WAZ: Vorbildlich – Kommentar von Miguel Sanches

Natürlich machte es Eindruck. Die Zu-schauer im
Bundestag bekamen was ge-boten: Eine Debatte, die ein Beitrag zur
politischen Kultur war. So leise, so lauter, so würdig, so frei, so
respektvoll ging es zu, so ganz ohne Herdenzwang. Sie rangen um
Ar-gumente: pro und contra Präimplantationsdiagnostik. Aber man
sollte einen Schritt zurück gehen, die Debatte aus größerer Distanz
verfolgen: Es war nicht der Normalfall, es fiel keine Entscheidung.
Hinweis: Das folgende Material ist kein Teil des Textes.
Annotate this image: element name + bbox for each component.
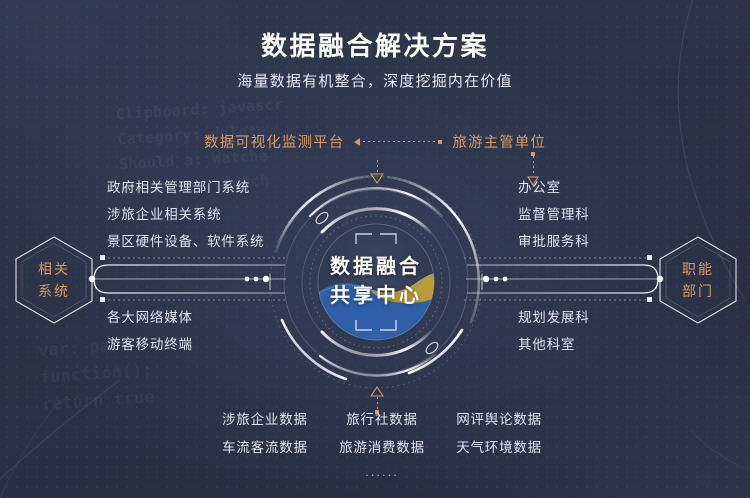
list-item: 涉旅企业相关系统	[107, 201, 221, 228]
center-line2: 共享中心	[330, 282, 422, 311]
page-title: 数据融合解决方案	[0, 26, 750, 63]
list-item: 政府相关管理部门系统	[107, 174, 250, 201]
infographic-canvas: Clipboard: javascr Category: delete Shou…	[0, 0, 750, 498]
data-row-1: 涉旅企业数据 旅行社数据 网评舆论数据	[222, 406, 542, 434]
data-ellipsis: ......	[222, 464, 542, 479]
list-item: 审批服务科	[518, 228, 590, 255]
right-bottom-department-list: 规划发展科 其他科室	[518, 304, 590, 358]
center-line1: 数据融合	[330, 253, 422, 282]
page-subtitle: 海量数据有机整合，深度挖掘内在价值	[0, 70, 750, 91]
hex-left-line2: 系统	[38, 280, 70, 302]
dotted-line	[363, 141, 435, 142]
visualization-platform-label[interactable]: 数据可视化监测平台	[204, 131, 344, 152]
center-label: 数据融合 共享中心	[264, 170, 488, 394]
left-top-source-list: 政府相关管理部门系统 涉旅企业相关系统 景区硬件设备、软件系统	[107, 174, 264, 255]
arrow-head-icon	[354, 138, 360, 146]
data-item: 旅行社数据	[346, 406, 418, 434]
data-item: 旅游消费数据	[339, 434, 425, 462]
hex-functional-departments[interactable]: 职能 部门	[656, 234, 740, 326]
list-item: 其他科室	[518, 331, 575, 358]
data-fusion-center[interactable]: 数据融合 共享中心	[264, 170, 488, 394]
list-item: 规划发展科	[518, 304, 590, 331]
hex-left-line1: 相关	[38, 258, 70, 280]
dot-endpoint-icon	[438, 140, 442, 144]
list-item: 游客移动终端	[107, 331, 193, 358]
data-row-2: 车流客流数据 旅游消费数据 天气环境数据	[222, 434, 542, 462]
hex-related-systems[interactable]: 相关 系统	[12, 234, 96, 326]
list-item: 监督管理科	[518, 201, 590, 228]
list-item: 各大网络媒体	[107, 304, 193, 331]
dotted-arrow-left-icon	[354, 138, 442, 146]
list-item: 办公室	[518, 174, 561, 201]
dotted-line-vertical	[533, 156, 534, 176]
left-bottom-source-list: 各大网络媒体 游客移动终端	[107, 304, 193, 358]
bottom-data-grid: 涉旅企业数据 旅行社数据 网评舆论数据 车流客流数据 旅游消费数据 天气环境数据…	[222, 406, 542, 479]
hex-right-label: 职能 部门	[656, 234, 740, 326]
tourism-authority-label[interactable]: 旅游主管单位	[452, 131, 546, 152]
data-item: 天气环境数据	[456, 434, 542, 462]
hex-left-label: 相关 系统	[12, 234, 96, 326]
hex-right-line2: 部门	[682, 280, 714, 302]
data-item: 网评舆论数据	[456, 406, 542, 434]
data-item: 涉旅企业数据	[222, 406, 308, 434]
data-item: 车流客流数据	[222, 434, 308, 462]
right-top-department-list: 办公室 监督管理科 审批服务科	[518, 174, 590, 255]
top-link-row: 数据可视化监测平台 旅游主管单位	[0, 131, 750, 152]
hex-right-line1: 职能	[682, 258, 714, 280]
list-item: 景区硬件设备、软件系统	[107, 228, 264, 255]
Vor allem ändert die Diskussion wenig am Lauf der Dinge. Die
Fortpflanzungsmedizin ist unaufhaltsam. Warum sollte es bei der PID
anders sein als bei der Stammzellenforschung und der
Abtreibungsregelung? Wer bei einer künstlichen Zeugung den Embryo auf
Gen-Defekte testen will, wird es auch künftig tun, zur Not im
Ausland. Wer für die PID ist, befindet darüber, welches Leben
lebenswert ist und welches nicht. So viel Ehrlichkeit muss sein. Die
PID lässt sich vertreten; sie ist einer späteren Abtreibung
vorzuziehen. Am Ende muss jeder sein eigenes Gewissen befragen: Jedes
Paar, das eine PID in Erwägung zieht, jeder Abgeordnete, der über
einen gesetzlichen Rahmen zu befinden hat.